Search code examples
mysqlderived-table

how to make mysql derived table use index


MySQL version 5.6.33

I have two tables (files & details) to inner join

table files, has an index called idx_record(record_id)

table details, has an index called idx_end_org_record(end_at, org_id, record_id)

explain
SELECT
    id as file_id,
    record_id,
    recording_path
FROM `files`
INNER JOIN
(
    SELECT `details`.`record_id`
    FROM `details` 
    WHERE `details`.`org_id` IN (6231, 6232, 6233, 6234) 
    AND (`details`.`end_at` BETWEEN '2017-05-31 16:00:00' AND '2017-06-13 16:00:00') 
    ORDER BY end_at desc
) as b
    on `files`.record_id = b.record_id 
WHERE (file_name IS NOT NULL )
LIMIT 30

Output as below

+----+-------------+--------------+-------+--------------------+--------------------+---------+------------------+---------+--------------------------+
| id | select_type | table        | type  | possible_keys      | key                | key_len | ref              | rows    | Extra                    |
+----+-------------+--------------+-------+--------------------+--------------------+---------+------------------+---------+--------------------------+
|  1 | PRIMARY     | <derived2>   | ALL   | NULL               | NULL               | NULL    | NULL             | 3844632 | Using where              |
|  1 | PRIMARY     | files        | ref   | idx_record         | idx_record         | 5       | b.record_id      |       1 | Using where              |
|  2 | DERIVED     | details      | range | idx_end_org_record | idx_end_org_record | 11      | NULL             | 3844632 | Using where; Using index |
+----+-------------+--------------+-------+--------------------+--------------------+---------+------------------+---------+--------------------------+

As you can see, the <derived2> table is not using any index, making this query take almost 1 second to finish.

Any help is appreciated!


Besides, removing WHERE (file_name IS NOT NULL ) in the query doesn't make any difference.

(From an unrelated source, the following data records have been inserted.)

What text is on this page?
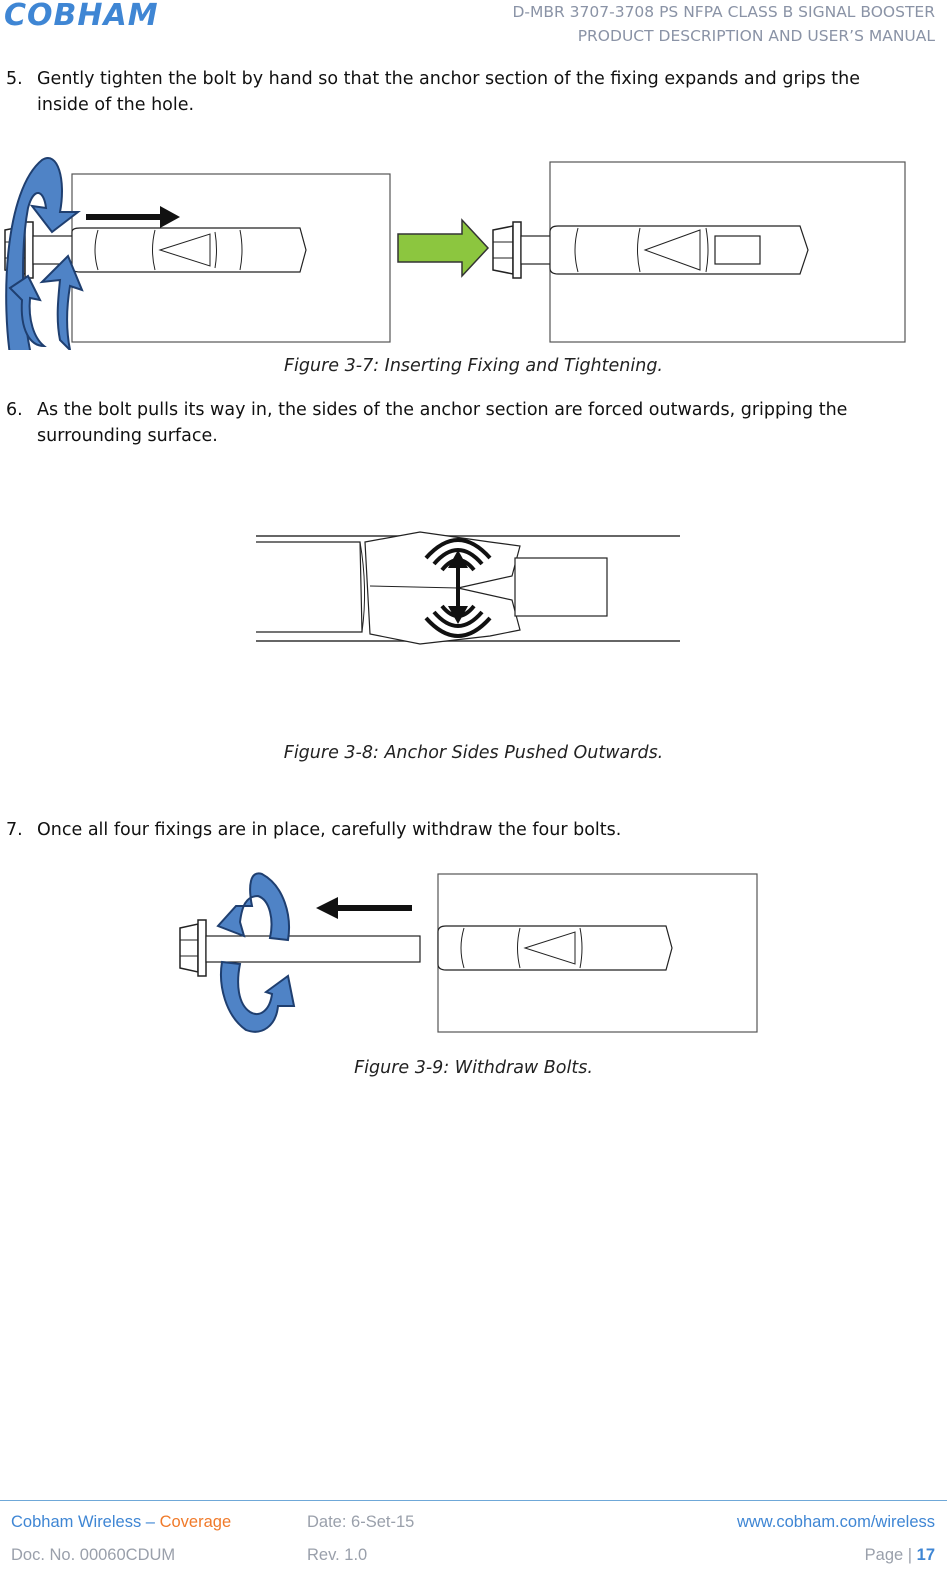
COBHAM	D-MBR 3707-3708 PS NFPA CLASS B SIGNAL BOOSTER
PRODUCT DESCRIPTION AND USER’S MANUAL
5. Gently tighten the bolt by hand so that the anchor section of the fixing expands and grips the inside of the hole.
Figure 3-7: Inserting Fixing and Tightening.
6. As the bolt pulls its way in, the sides of the anchor section are forced outwards, gripping the surrounding surface.
Figure 3-8: Anchor Sides Pushed Outwards.
7. Once all four fixings are in place, carefully withdraw the four bolts.
Figure 3-9: Withdraw Bolts.
Cobham Wireless – Coverage	Date: 6-Set-15	www.cobham.com/wireless
Doc. No. 00060CDUM	Rev. 1.0	Page | 17
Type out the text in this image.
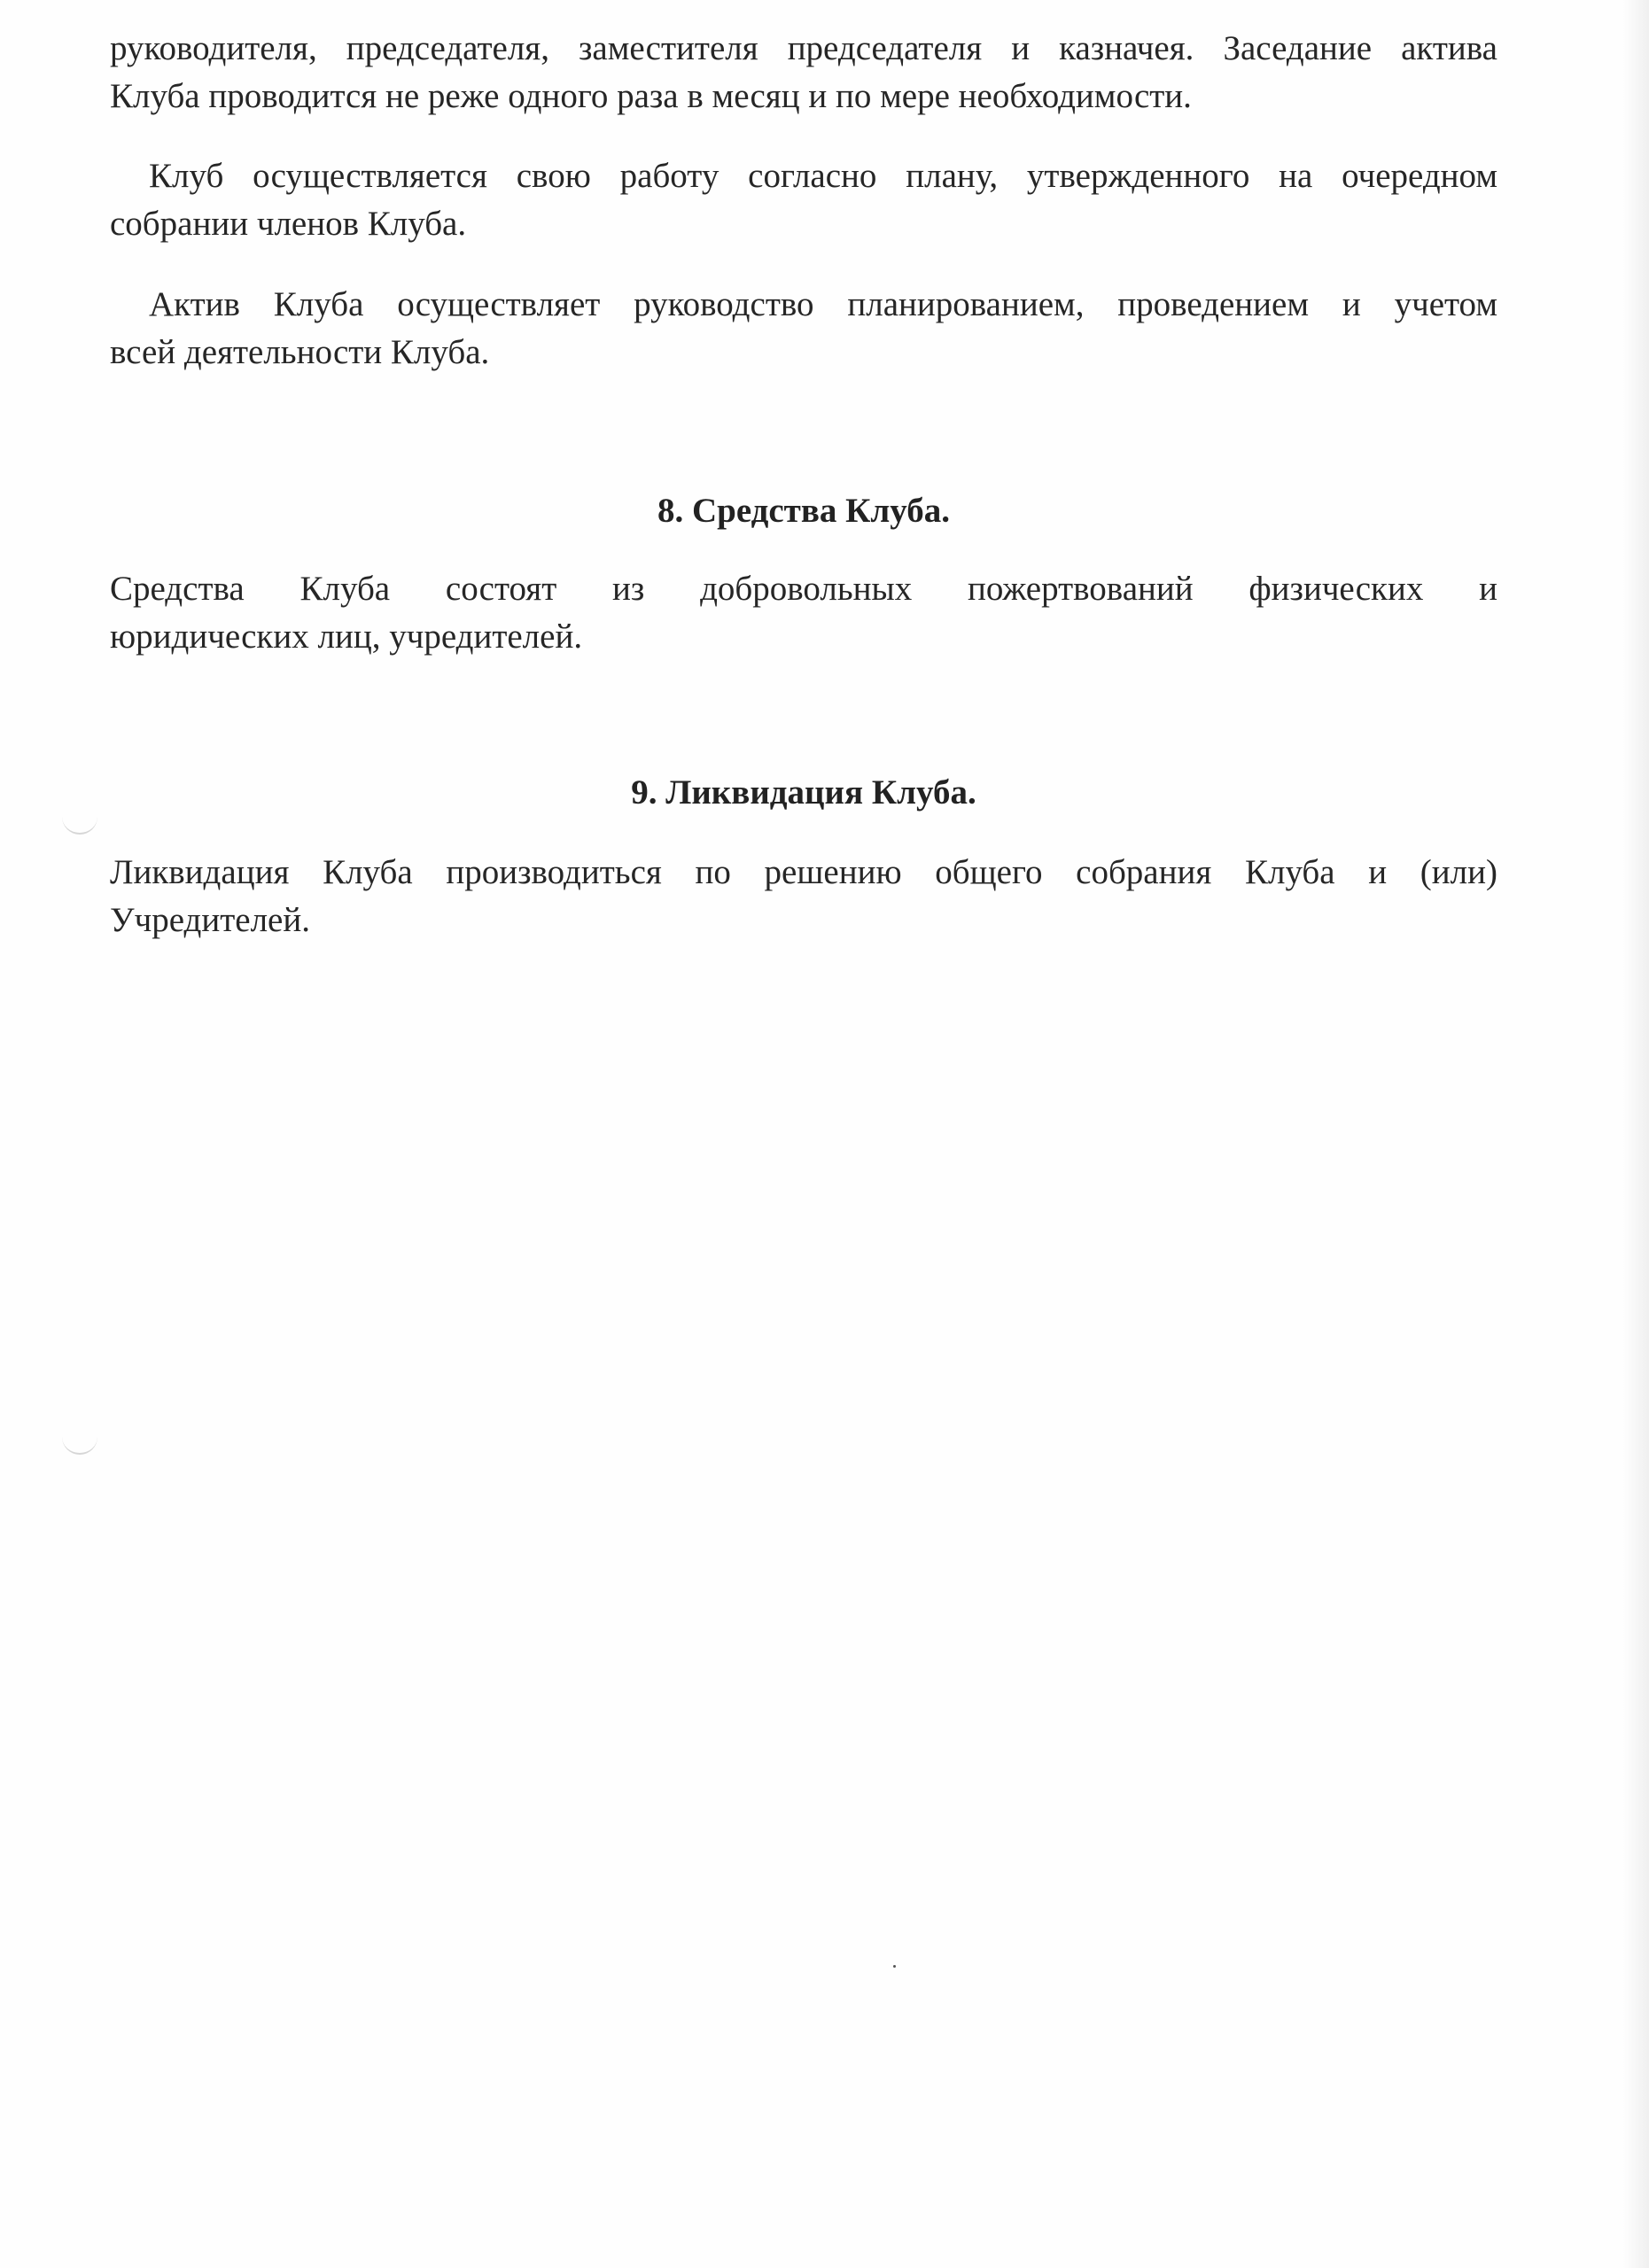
руководителя, председателя, заместителя председателя и казначея. Заседание актива
Клуба проводится не реже одного раза в месяц и по мере необходимости.
Клуб осуществляется свою работу согласно плану, утвержденного на очередном
собрании членов Клуба.
Актив Клуба осуществляет руководство планированием, проведением и учетом
всей деятельности Клуба.
8. Средства Клуба.
Средства Клуба состоят из добровольных пожертвований физических и
юридических лиц, учредителей.
9. Ликвидация Клуба.
Ликвидация Клуба производиться по решению общего собрания Клуба и (или)
Учредителей.
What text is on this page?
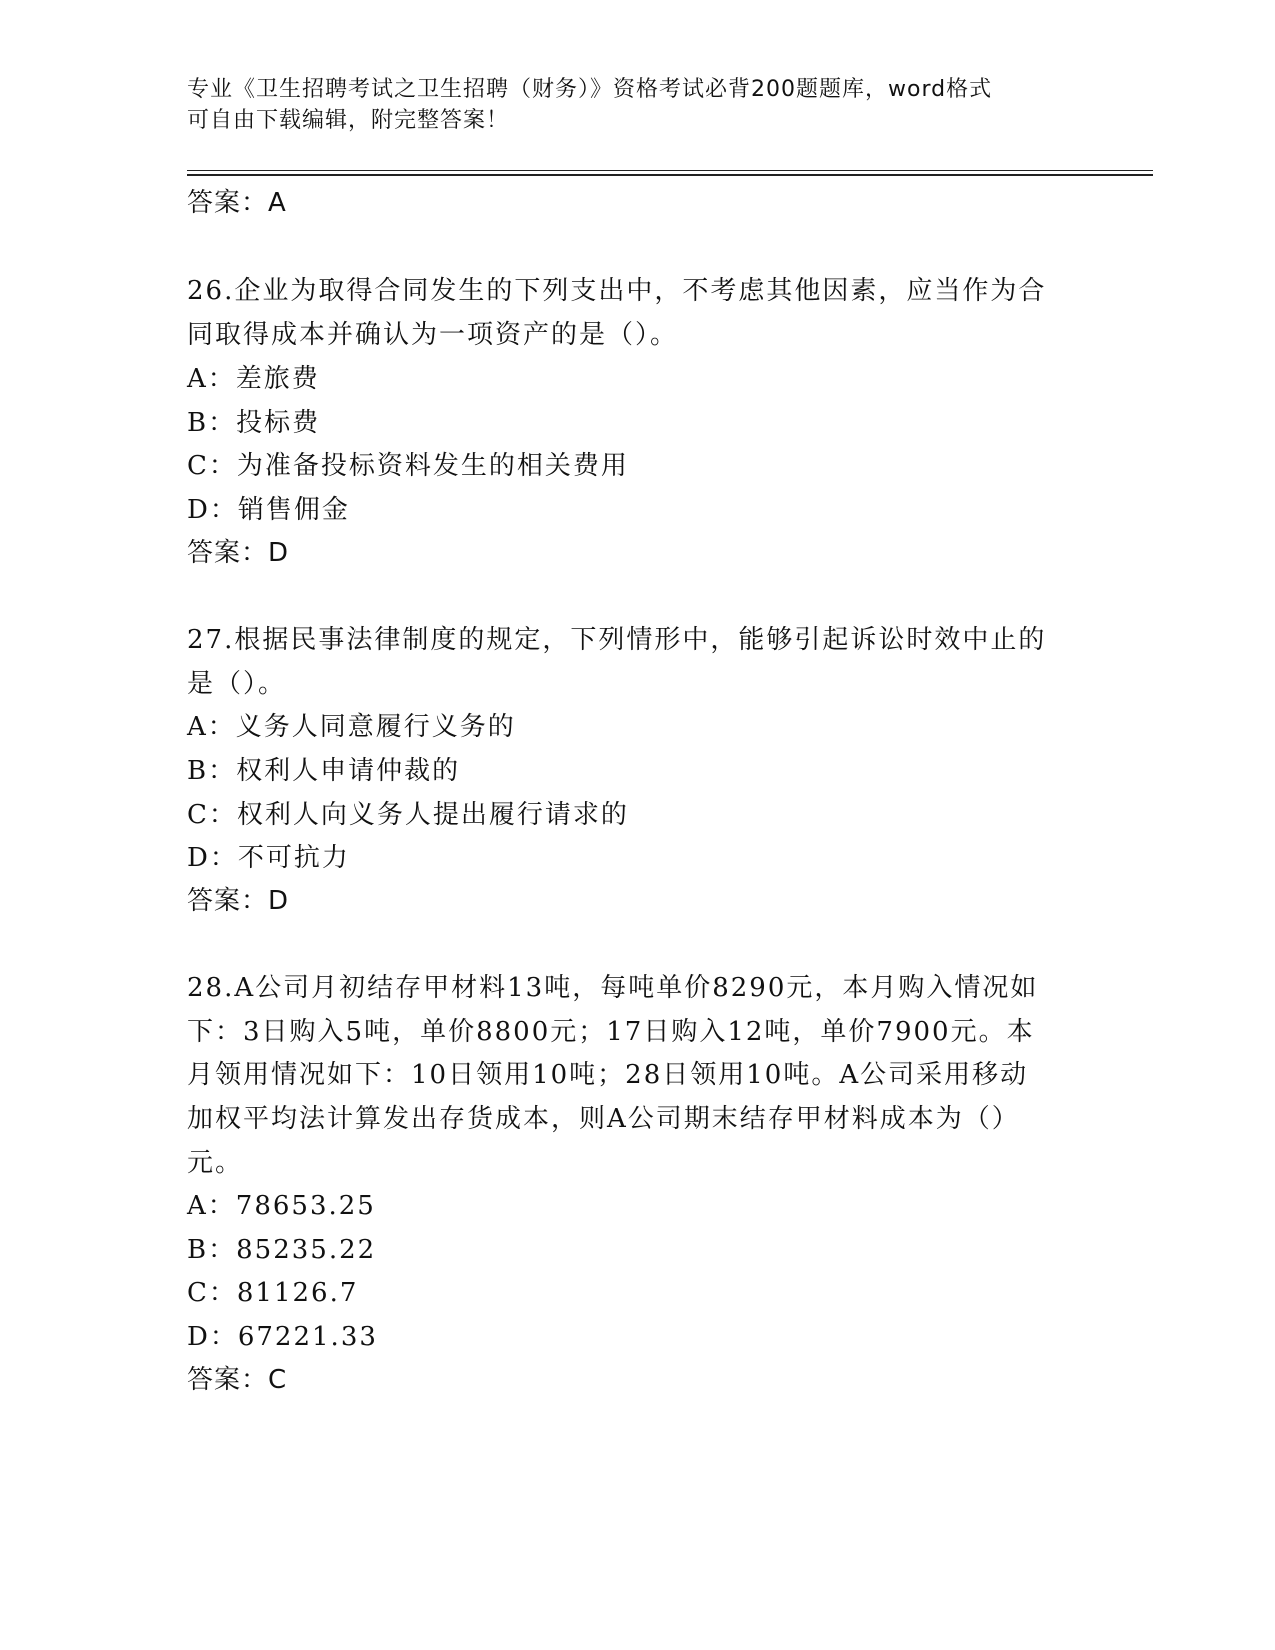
专业《卫生招聘考试之卫生招聘（财务）》资格考试必背200题题库，word格式
可自由下载编辑，附完整答案！
答案：A
26.企业为取得合同发生的下列支出中，不考虑其他因素，应当作为合
同取得成本并确认为一项资产的是（）。
A：差旅费
B：投标费
C：为准备投标资料发生的相关费用
D：销售佣金
答案：D
27.根据民事法律制度的规定，下列情形中，能够引起诉讼时效中止的
是（）。
A：义务人同意履行义务的
B：权利人申请仲裁的
C：权利人向义务人提出履行请求的
D：不可抗力
答案：D
28.A公司月初结存甲材料13吨，每吨单价8290元，本月购入情况如
下：3日购入5吨，单价8800元；17日购入12吨，单价7900元。本
月领用情况如下：10日领用10吨；28日领用10吨。A公司采用移动
加权平均法计算发出存货成本，则A公司期末结存甲材料成本为（）
元。
A：78653.25
B：85235.22
C：81126.7
D：67221.33
答案：C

And in mysql 5.7, this problem doesn't even exist, but currently I'm trying to solve this in 5.6.


Solution

  • I don't see the point of the subquery. In particular, the ORDER BY in the subquery is meaningless. If you write the query as a direct join between the two tables, then the optimizer should be able to take advantage of an index on the join column:

    SELECT
    id as file_id,
    record_id,
    recording_path
    FROM files f
    INNER JOIN details d
        ON f.record_id = d.record_id AND
           d.org_id IN (6231, 6232, 6233, 6234) AND
           d.end_at BETWEEN '2017-05-31 16:00:00' AND '2017-06-13 16:00:00'
    WHERE f.file_name IS NOT NULL
    ORDER BY <some column>    -- it doesn't make sense most of the time to use LIMIT
    LIMIT 30                  -- without ORDER BY
    

    Adding an index on record_id, org_id, and end_at in the details table, and on file_name in the files table, should give you some peformance improvements.